Resolveram, em silêncio, não se mover, nem um centímetro.
- Esperem! - O dono do braço berrou, e sua mão saiu do campo de visão dos jovens.
  Outra vez o silêncio. Doloroso silêncio. Cortado apenas pelos baixos guinchos do animalzinho que ainda estava passando por ali, caminhando até a claridade do lado de fora.
  Então ele sumiu, agarrado assim que colocou o focinho para o beco, através do buraco. Os guinchos silenciados quase no mesmo momento, deixando outro som preenchendo o vazio que ele deixara. Algo molhado sendo rasgado e sugado com volúpia.
  A cabeça do rato caiu bem na entrada do buraco. Um pequeno lago vermelho se formando ao redor dela.
- Era só um rato! - Reclamou a mesma voz de antes.
- Um rato? - Disse o que tinha sugerido que arrastassem a lixeira. - Você nos fez perder todo esse tempo por um rato!? Agora os Privilegiados devem estar longe! - Parecia realmente bravo.
  Novamente passos, e o som de algo sendo arrastado.
- Não, não!! - Gritava o primeiro homem. Algo fora feito com ele. Não se ouvia mais a voz ou os gritos agoniados.
- Espero que ele sirva de lição!
  E então, de novo, silêncio.
  Um minuto. Dois. Ou talvez uma hora. Minho nunca teria certeza de quanto tempo teria se passado. Mas não arriscava mover um dedo, mesmo com todo corpo doendo por passar tanto tempo na mesmo posição.
  Depois de muito pensar, resolveu agir. Se moveu lentamente até o buraco. Suspirou e se pôs para fora até os ombros. Olhou para o lado esquerdo, onde havia a entrada do beco. Não tinha nada ali, nem sinal de que Cranks passaram por lá. Virou o rosto para a direita. Seu primeiro impulso foi dar um grito. Se conteve como pôde.

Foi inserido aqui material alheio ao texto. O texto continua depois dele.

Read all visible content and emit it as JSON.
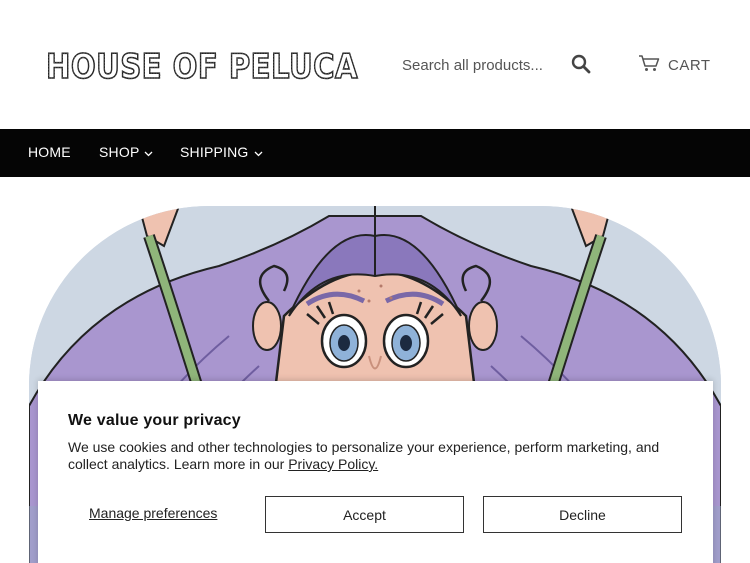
{
  "header": {
    "logo_text": "HOUSE OF PELUCA",
    "search": {
      "placeholder": "Search all products..."
    },
    "cart_label": "CART",
    "icons": {
      "search": "search-icon",
      "cart": "cart-icon"
    }
  },
  "nav": {
    "items": [
      {
        "label": "HOME",
        "has_dropdown": false
      },
      {
        "label": "SHOP",
        "has_dropdown": true
      },
      {
        "label": "SHIPPING",
        "has_dropdown": true
      }
    ]
  },
  "hero": {
    "image": "illustration of a character with long lavender hair and blue eyes",
    "colors": {
      "background": "#cdd7e3",
      "hair": "#a996cf",
      "hair_dark": "#7a68a8",
      "skin": "#efc2b0",
      "eyes": "#8fb2d8",
      "stems": "#8fb57a"
    }
  },
  "cookie_banner": {
    "title": "We value your privacy",
    "text": "We use cookies and other technologies to personalize your experience, perform marketing, and collect analytics. Learn more in our ",
    "link_label": "Privacy Policy.",
    "manage_label": "Manage preferences",
    "accept_label": "Accept",
    "decline_label": "Decline"
  },
  "colors": {
    "nav_bg": "#050505",
    "nav_text": "#ffffff",
    "text": "#222222"
  }
}
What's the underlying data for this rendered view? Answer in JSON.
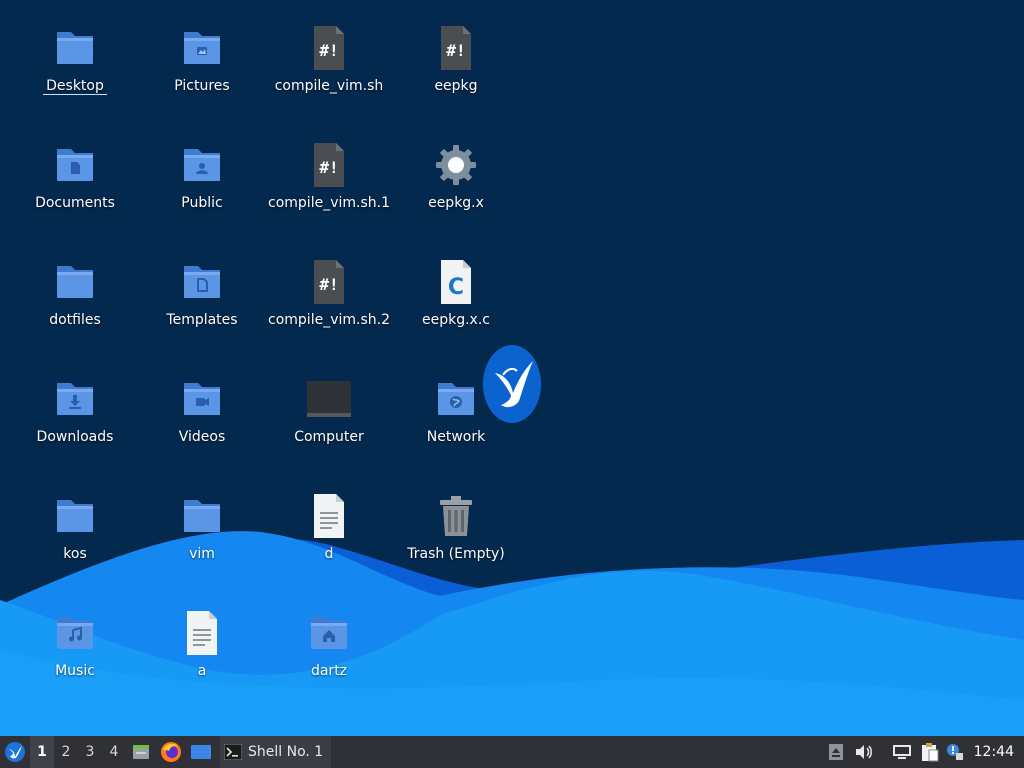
{
  "colors": {
    "desktop_bg": "#03294f",
    "folder_body": "#5b95e6",
    "folder_tab": "#3f7bd1",
    "taskbar_bg": "#2f3136",
    "wave_light": "#169af6",
    "wave_dark": "#0b5fd6"
  },
  "desktop_icons": [
    {
      "label": "Desktop",
      "icon": "folder-icon"
    },
    {
      "label": "Pictures",
      "icon": "folder-pictures-icon"
    },
    {
      "label": "compile_vim.sh",
      "icon": "shell-script-icon"
    },
    {
      "label": "eepkg",
      "icon": "shell-script-icon"
    },
    {
      "label": "Documents",
      "icon": "folder-documents-icon"
    },
    {
      "label": "Public",
      "icon": "folder-public-icon"
    },
    {
      "label": "compile_vim.sh.1",
      "icon": "shell-script-icon"
    },
    {
      "label": "eepkg.x",
      "icon": "executable-gear-icon"
    },
    {
      "label": "dotfiles",
      "icon": "folder-icon"
    },
    {
      "label": "Templates",
      "icon": "folder-templates-icon"
    },
    {
      "label": "compile_vim.sh.2",
      "icon": "shell-script-icon"
    },
    {
      "label": "eepkg.x.c",
      "icon": "c-source-file-icon"
    },
    {
      "label": "Downloads",
      "icon": "folder-downloads-icon"
    },
    {
      "label": "Videos",
      "icon": "folder-videos-icon"
    },
    {
      "label": "Computer",
      "icon": "computer-icon"
    },
    {
      "label": "Network",
      "icon": "folder-network-icon"
    },
    {
      "label": "kos",
      "icon": "folder-icon"
    },
    {
      "label": "vim",
      "icon": "folder-icon"
    },
    {
      "label": "d",
      "icon": "text-file-icon"
    },
    {
      "label": "Trash (Empty)",
      "icon": "trash-icon"
    },
    {
      "label": "Music",
      "icon": "folder-music-icon"
    },
    {
      "label": "a",
      "icon": "text-file-icon"
    },
    {
      "label": "dartz",
      "icon": "folder-home-icon"
    }
  ],
  "taskbar": {
    "menu_icon": "lubuntu-bird-icon",
    "workspaces": [
      "1",
      "2",
      "3",
      "4"
    ],
    "active_workspace": "1",
    "launchers": [
      "file-manager-icon",
      "firefox-icon",
      "show-desktop-icon"
    ],
    "task_label": "Shell No. 1",
    "task_icon": "terminal-icon",
    "tray_icons": [
      "eject-icon",
      "volume-icon",
      "network-icon",
      "clipboard-icon",
      "update-notifier-icon"
    ],
    "clock": "12:44"
  }
}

  Centímetros. Apenas isso, nada mais. Bem na sua direita um homem, com cortes no rosto e alguns tufos de cabelo arrancados, olhava para ele.
  Minho engoliu em seco. Esperou ser agarrado. Decidiu em um milésimo de segundo que não entregaria Kathy.
  Esperou, mas nada aconteceu. Confuso olhou mais atentamente. Os olhos, apesar de arregalados, não tinham o brilho de vida neles. A boca estava aberta e suja de sangue, mas não emitia nenhum tipo de som. Com certeza ele estava morto.
  Com um suspiro de alívio, Minho voltou para seu esconderijo. Forçou os olhos para enxergar Kathy em meio ao breu.
- Eles se foram. - Sussurrou para ela. - Estamos salvos...
  Ficaram em silêncio. Kathy ainda olhava para o buraco na parede. Depois de um longo tempo, seus olhos foram para Minho lentamente. Estavam marejados.
- Kathy, vai ficar tudo bem. - Disse ele.
  Ela concordou com um aceno de cabeça. Mas nada parecia bem, e isso foi confirmado com um movimento dela.
  Inesperadamente, Kathy se atirou sobre Minho.
  Seus braços deram a volta em torno do pescoço dele. A cabeça da menina repousando no ombro do moreno.
- Me... Desculpe... - Disse ela com a voz embargada.
  Minho sentia o ombro úmido, Kathy estava chorando. As costas eram perfuradas pelas unhas da jovem, o pescoço apertado em um abraço de urso. Se sentia estranho, seu corpo reagia de um modo estranho. Ele mesmo não sabia explicar. Nunca esteve, ou não tinha lembranças disso, de estar tão perto de uma garota. Aquilo era algo novo para ele.
  Kathy abafou um soluço, o corpo todo tremendo. Por pouco, Minho não sorriu. A garota, mesmo naquele momento, queria se mostrar forte. Mas ele sabia que ela havia sido forte por muito tempo. E não havia motivo para aquilo agora.
  Em um impulso, como se através do Dissipador uma lembrança passasse, pôs uma mão sobre a cabeça da jovem e afagou seus cabelos. De algum modo, Minho sabia que aquilo era reconfortante.
  Kathy pareceu recuar ao toque. Depois de um segundo, ela aceitou.
  Minho passou o outro braço pela cintura dela e a puxou para mais perto. Os dois corpos colados. Kathy desabou sobre as coxas de Minho, lhe dando outra explosão de sensações estranhas.
- Me perdoe... - Sussurrava ela.
  Logo ela soluçava alto, sem se importar com nada. Seus braço nunca largando Minho. E Minho sem soltar ela.
  Naquele momento ele percebeu uma coisa: ela podia ser uma louca, assassina, mas ele realmente gostava dela. Não era culpa dela ser daquela maneira, não era algo que ela pudesse escolher.
  No fundo, Kathy era só uma menina assustada.
  Pensando assim, Minho realmente quis protege-la. Ele faria o necessário para leva-la em segurança com ele para o Refúgio Seguro.